The following day, officers at the local police stations refused to register a case, and the incident received full recognition only when the body of the teenage daughter was recovered from the canal. Despite seeing evidence of an attack in the home, police dismissed the allegations as rumour. On the following day, when Mr. Bhotmange attempted to file a first information report at the local police station, the inspector initially refused to do so.

The Khairlanji killings and the woeful response by the local police and judiciary led to violent protests by Dalit activists, and in the past eight months the case has received significant international attention from the media and human rights groups. It has thrown a spotlight on an issue that many Indians feel uncomfortable talking about. On my visit to India in February, with the permission of the local police, I was taken to Khairlanji by a group of Buddhist activists who had helped to disseminate information about the massacre in the days afterwards. I later met Mr. Bhotmange, who is now living under police protection and fears that justice will never be served on those who murdered his family. Recent reports that I have read in the press about the progress of the trial do not fill international observers with confidence that all those complicit in the massacre at the end of last September will be punished appropriately. The case has become massively important.

Jeremy Corbyn (Islington, North) (Lab): Will the hon. Gentleman acknowledge that one of the great problems is that although caste discrimination is wrong under Indian law and there is theoretically complete protection for people, in reality there is no access to justice through either the police or the judicial system because few people are prepared to represent victims of caste discrimination? The authorities do not get the whole message all the way through, so it remains unsaid and unreported. It is a vile system.

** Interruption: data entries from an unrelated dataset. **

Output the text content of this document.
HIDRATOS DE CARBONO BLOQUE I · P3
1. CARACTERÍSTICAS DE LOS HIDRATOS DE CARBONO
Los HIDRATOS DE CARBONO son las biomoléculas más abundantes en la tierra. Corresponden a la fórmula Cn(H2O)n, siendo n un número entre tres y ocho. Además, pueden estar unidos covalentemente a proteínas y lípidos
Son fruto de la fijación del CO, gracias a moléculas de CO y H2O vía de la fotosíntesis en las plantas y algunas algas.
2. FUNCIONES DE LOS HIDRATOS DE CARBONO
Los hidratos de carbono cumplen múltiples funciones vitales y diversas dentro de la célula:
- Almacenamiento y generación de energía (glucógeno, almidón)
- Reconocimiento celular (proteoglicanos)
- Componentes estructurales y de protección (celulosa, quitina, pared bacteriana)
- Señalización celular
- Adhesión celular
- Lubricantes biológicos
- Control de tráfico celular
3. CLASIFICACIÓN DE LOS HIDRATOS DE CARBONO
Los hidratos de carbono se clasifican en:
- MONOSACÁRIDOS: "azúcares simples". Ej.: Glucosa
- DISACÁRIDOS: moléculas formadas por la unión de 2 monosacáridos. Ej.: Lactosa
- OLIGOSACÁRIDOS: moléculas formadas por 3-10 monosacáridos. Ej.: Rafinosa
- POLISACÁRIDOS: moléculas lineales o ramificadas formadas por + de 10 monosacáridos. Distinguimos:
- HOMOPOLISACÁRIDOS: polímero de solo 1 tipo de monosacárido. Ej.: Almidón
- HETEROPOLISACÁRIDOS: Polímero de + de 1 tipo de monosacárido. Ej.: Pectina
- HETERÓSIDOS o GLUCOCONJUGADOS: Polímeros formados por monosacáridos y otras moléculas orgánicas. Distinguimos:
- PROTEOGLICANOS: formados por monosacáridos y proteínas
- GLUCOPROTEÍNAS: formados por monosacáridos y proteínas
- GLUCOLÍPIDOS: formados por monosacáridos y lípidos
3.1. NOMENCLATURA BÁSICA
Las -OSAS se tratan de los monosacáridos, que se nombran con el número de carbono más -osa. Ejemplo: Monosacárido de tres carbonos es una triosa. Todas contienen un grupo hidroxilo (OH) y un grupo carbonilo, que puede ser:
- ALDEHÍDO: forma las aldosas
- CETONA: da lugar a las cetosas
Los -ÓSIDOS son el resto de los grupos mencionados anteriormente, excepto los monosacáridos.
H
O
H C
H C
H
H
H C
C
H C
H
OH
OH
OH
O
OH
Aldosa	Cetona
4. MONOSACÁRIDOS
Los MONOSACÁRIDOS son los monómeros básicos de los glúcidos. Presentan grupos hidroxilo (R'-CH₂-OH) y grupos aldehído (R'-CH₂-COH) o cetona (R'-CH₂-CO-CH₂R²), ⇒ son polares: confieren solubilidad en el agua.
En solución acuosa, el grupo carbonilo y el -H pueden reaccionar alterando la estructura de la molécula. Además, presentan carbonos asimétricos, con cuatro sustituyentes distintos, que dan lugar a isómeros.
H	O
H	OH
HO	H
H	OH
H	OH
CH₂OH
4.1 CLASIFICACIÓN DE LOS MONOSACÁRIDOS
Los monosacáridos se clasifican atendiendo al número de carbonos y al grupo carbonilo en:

Mr. Crabb: I thank the hon. Gentleman for that intervention and echo his sentiments. The problem is the huge gulf between the text of the legal documents that provide theoretical protection for Dalits and the implementation on the ground, which is wholly inadequate, particularly in rural areas.

I encourage the Minister to raise the Khairlanji case with the Indian Government and inquire about the progress of the trial. Of course I understand the sensitivities of inquiring into judicial proceedings in another country, but will he affirm that it is a case of international concern that he will raise at his next meeting with the Indian high commissioner?